Usually forensics involves some sort of report. We’ve made a report in the form of a interactive timeline of the attack using simile timeplot.




If the timeline doesn't appear or to view it full width, try here.

The timeline shows the stream number, the HTTP method, and the username and password, if applicable. Clicking on each event summary brings up more details: The TCP parameters, request and response hashes (minus variable data as mentioned above), and the timestamp.

While the attack we analyzed wasn’t particularly special nor interesting, I hope it is clear how vortex could be applied to other situations. For example, if tracking a sophisticated and persevering attacker, much information could be extracted to collect security intelligence, aiding in a threat focused defense. For a more traditional vulnerability focused security approach, there is much information that could be used to drive future mitigations.

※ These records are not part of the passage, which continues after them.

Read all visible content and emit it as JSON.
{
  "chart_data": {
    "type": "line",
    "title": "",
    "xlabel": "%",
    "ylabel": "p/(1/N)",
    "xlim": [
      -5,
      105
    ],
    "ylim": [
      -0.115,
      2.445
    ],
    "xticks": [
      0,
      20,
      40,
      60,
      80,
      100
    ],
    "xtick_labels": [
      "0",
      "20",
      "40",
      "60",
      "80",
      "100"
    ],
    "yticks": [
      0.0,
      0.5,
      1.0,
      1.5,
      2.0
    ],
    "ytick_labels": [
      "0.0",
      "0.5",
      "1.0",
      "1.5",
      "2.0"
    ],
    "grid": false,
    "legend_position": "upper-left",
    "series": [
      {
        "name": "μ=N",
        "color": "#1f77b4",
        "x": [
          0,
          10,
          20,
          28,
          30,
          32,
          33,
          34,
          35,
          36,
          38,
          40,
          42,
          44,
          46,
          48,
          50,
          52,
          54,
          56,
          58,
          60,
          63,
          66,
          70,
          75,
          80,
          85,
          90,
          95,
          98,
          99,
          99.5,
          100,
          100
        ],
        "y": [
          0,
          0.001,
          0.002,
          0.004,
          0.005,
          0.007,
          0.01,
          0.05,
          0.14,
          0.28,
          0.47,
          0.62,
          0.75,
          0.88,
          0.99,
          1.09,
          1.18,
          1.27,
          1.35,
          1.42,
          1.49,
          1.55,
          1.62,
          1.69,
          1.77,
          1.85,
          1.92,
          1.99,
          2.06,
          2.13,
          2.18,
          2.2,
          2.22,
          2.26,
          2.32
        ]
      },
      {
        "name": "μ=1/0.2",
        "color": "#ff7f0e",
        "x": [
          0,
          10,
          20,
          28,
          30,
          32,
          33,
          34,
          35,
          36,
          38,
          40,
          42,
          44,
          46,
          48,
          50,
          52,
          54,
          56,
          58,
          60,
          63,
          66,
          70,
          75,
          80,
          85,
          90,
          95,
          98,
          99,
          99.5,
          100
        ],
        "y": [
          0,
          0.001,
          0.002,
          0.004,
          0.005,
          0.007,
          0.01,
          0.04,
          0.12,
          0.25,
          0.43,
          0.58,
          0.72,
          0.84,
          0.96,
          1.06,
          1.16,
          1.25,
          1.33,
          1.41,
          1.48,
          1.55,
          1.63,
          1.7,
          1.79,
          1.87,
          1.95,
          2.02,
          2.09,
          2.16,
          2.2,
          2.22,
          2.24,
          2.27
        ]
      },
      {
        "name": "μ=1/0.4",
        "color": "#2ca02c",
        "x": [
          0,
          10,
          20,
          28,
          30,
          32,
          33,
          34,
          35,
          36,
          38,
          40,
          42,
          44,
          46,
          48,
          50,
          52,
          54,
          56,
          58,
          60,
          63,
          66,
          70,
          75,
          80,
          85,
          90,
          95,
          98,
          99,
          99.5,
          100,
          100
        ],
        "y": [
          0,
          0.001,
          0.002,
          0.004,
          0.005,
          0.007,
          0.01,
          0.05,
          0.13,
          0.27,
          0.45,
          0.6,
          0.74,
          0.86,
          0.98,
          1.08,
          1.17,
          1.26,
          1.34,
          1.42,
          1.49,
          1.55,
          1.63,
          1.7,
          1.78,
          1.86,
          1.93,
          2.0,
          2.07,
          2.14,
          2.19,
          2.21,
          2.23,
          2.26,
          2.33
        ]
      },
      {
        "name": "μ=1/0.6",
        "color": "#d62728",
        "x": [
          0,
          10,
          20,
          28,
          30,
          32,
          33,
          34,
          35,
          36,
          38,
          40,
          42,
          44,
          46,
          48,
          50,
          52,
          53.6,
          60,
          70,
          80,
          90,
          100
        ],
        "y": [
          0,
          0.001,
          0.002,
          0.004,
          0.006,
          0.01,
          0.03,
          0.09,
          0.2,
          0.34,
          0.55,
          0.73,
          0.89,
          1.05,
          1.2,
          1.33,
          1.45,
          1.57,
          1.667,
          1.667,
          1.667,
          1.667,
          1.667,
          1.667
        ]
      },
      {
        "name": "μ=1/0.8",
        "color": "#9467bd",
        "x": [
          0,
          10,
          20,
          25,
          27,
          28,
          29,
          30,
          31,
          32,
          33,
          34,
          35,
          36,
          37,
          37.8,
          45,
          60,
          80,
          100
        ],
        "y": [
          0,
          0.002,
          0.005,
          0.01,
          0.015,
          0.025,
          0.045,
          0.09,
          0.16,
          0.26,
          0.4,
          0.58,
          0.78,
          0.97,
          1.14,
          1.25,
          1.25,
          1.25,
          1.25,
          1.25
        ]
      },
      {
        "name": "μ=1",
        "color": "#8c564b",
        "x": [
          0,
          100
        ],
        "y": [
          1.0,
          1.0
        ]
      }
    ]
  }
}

I’ve demonstrated how to use vortex to perform network forensics. One clear advantage that this approach has over manually inspecting every packet in wireshark/tshark is scalability. We can easily process large amounts of data using simple scripting. While tshark allows this sort of approach for a large set of protocols by allowing the user to select fields to display, if one is needs to analyze protocols or payload data not supported by tshark, using vortex and an external analyzer is often a wise approach. While I’ve created a pretty lame shell script in this example, many would use more powerful programming languages and their associated repository of protocol parsing code to have simple access to the data. For example, using perl and HTTP::Parser would make sense for this sort of thing. Vortex has some small, but significant advantages over the likes of tcpflow because of features such as the extended metadata.

In future installments in this series on how to use vortex, we’ll show how to use vortex to perform near real time intrusion detection on a live network and then we’ll show how to do deep content analysis in a highly scalable manner suitable on today’s highly parallel general purpose systems.